Antisemitismus: Ruf nach Konsequenz bei documenta

In der Antisemitismusdebatte über die documenta in Kassel werden die Forderungen nach Konsequenzen lauter. „Die Generaldirektorin der documenta, Sabine Schormann, muss unverzüglich zurücktreten oder vom Aufsichtsrat abberufen werden“, sagte der Präsident der Deutsch-Israelischen Gesellschaft und ehemalige grüne Bundestagsabgeordnete Volker Beck dem „Kölner Stadt-Anzeiger“ heute.

Zuvor hatte sich der Präsident des Zentralrats der Juden in Deutschland, Josef Schuster, allgemeiner für personelle Konsequenzen ausgesprochen. Schormann kündigte nun eine systematische Untersuchung der Werke an und holte auch Ruangrupa in die Verantwortung.

Kuratorenteam Ruangrupa entschuldigt sich

Das Kollektiv entschuldigte sich heute in einer Stellungnahme. „Wir haben alle darin versagt, in dem Werk die antisemitischen Figuren zu entdecken“, schreibt Ruangrupa auf der Website der documenta. „Es ist unser Fehler. Wir entschuldigen uns für die Enttäuschung, die Schande, Frustration, Verrat und Schock, die wir bei den Betrachtern verursacht haben.“

Das indonesische Kollektiv, das für die Kuratierung der diesjährigen documenta fifteen verantwortlich zeichnet, müsse „seiner kuratorischen Aufgabe gerecht werden“, so Schormann gegenüber der „Hessischen/Niedersächsischen Allgemeinen“. „Es ist nicht Aufgabe der Geschäftsführung, alle Werke vorab in Augenschein zu nehmen und freizugeben“, verteidigte sich die documenta-Generaldirektorin. Der Gruppe sollen nun anerkannte Experten wie Meron Mendel von der Bildungsstätte Anne Frank in Frankfurt zur Seite gestellt werden.

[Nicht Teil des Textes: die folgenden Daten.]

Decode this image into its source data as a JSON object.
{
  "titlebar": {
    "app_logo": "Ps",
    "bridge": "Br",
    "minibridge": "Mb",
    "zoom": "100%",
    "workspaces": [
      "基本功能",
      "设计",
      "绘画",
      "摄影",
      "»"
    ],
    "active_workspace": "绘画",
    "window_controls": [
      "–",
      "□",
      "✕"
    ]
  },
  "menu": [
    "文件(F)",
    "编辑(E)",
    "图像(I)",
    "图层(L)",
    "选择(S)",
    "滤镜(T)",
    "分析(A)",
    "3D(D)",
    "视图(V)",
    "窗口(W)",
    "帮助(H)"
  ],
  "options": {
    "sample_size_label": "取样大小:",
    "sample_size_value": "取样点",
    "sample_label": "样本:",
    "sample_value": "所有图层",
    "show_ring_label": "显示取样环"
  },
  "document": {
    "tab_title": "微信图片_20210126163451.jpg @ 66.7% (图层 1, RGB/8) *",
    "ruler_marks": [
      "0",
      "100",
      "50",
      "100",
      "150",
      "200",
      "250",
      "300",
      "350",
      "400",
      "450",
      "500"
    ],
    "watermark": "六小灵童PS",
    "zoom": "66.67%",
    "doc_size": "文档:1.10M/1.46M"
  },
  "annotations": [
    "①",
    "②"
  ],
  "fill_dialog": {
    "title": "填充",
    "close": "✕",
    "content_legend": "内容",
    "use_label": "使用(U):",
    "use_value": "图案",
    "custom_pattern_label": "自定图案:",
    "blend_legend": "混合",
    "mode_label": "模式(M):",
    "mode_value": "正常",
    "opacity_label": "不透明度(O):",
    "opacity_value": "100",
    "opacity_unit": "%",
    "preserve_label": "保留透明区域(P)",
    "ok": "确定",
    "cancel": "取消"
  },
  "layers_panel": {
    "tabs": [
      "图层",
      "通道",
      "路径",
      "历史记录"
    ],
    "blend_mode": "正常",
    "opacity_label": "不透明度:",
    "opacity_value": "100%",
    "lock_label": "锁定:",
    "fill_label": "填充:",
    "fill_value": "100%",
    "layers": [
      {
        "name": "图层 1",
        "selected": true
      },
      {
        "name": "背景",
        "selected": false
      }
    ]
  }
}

Antisemitisches Banner im Fokus

Die bereits seit Längerem schwelende Antisemitismusdebatte um die Kunstausstellung eskalierte Anfang der Woche mit der Aufmerksamkeit auf ein großformatiges Banner. Das Werk mit dem Titel „People’s Justice“ des indonesischen Künstlerkollektivs Taring Padi zeigt unter anderem ein mit „Mossad“ gekennzeichnetes Schwein samt Davidstern und einen orthodox gekennzeichneten Juden, der mit gebleckten Zähnen an einen Vampir gemahnt. Auf dem Kopf trägt dieser eine Melone mit SS-Zeichen.

Die israelische Botschaft identifizierte die Darstellungen umgehend als „Propaganda im Goebbels-Stil“. Die Verantwortlichen der documenta entschieden, das Bild mit schwarzen Stoffbahnen zu verhängen. Am Dienstagabend wurde es dann ganz abgebaut.

Sperling tritt zurück

Schormann bat zunächst um Entschuldigung. Es sei versichert worden, dass auf der documenta fifteen keine antisemitischen Inhalte zu sehen sein würden. „Dieses Versprechen haben wir leider nicht gehalten. Und das hätte nicht passieren dürfen.“ Der Vorsitzende des documenta-Forums, Jörg Sperling, kritisierte die Entfernung des Werks dagegen. „Eine freie Welt muss das ertragen“, sagte er.

Das documenta-Forum distanzierte sich von seinem bisherigen Vorsitzenden. Sperling trat daraufhin mit sofortiger Wirkung zurück. Das Interview sei mit den übrigen Vorstandsmitgliedern nicht abgestimmt gewesen, so das Forum: „Diese und alle weiteren Äußerungen in dem Interview geben ausschließlich die persönliche, nicht autorisierte Meinung von Jörg Sperling wieder“, hieß es.

Die alle fünf Jahre zu erlebende documenta gilt neben der Biennale in Venedig als international wichtigste Präsentation von Gegenwartskunst. Die 15. Ausgabe der Schau seit 1955 dauert bis zum 25. September.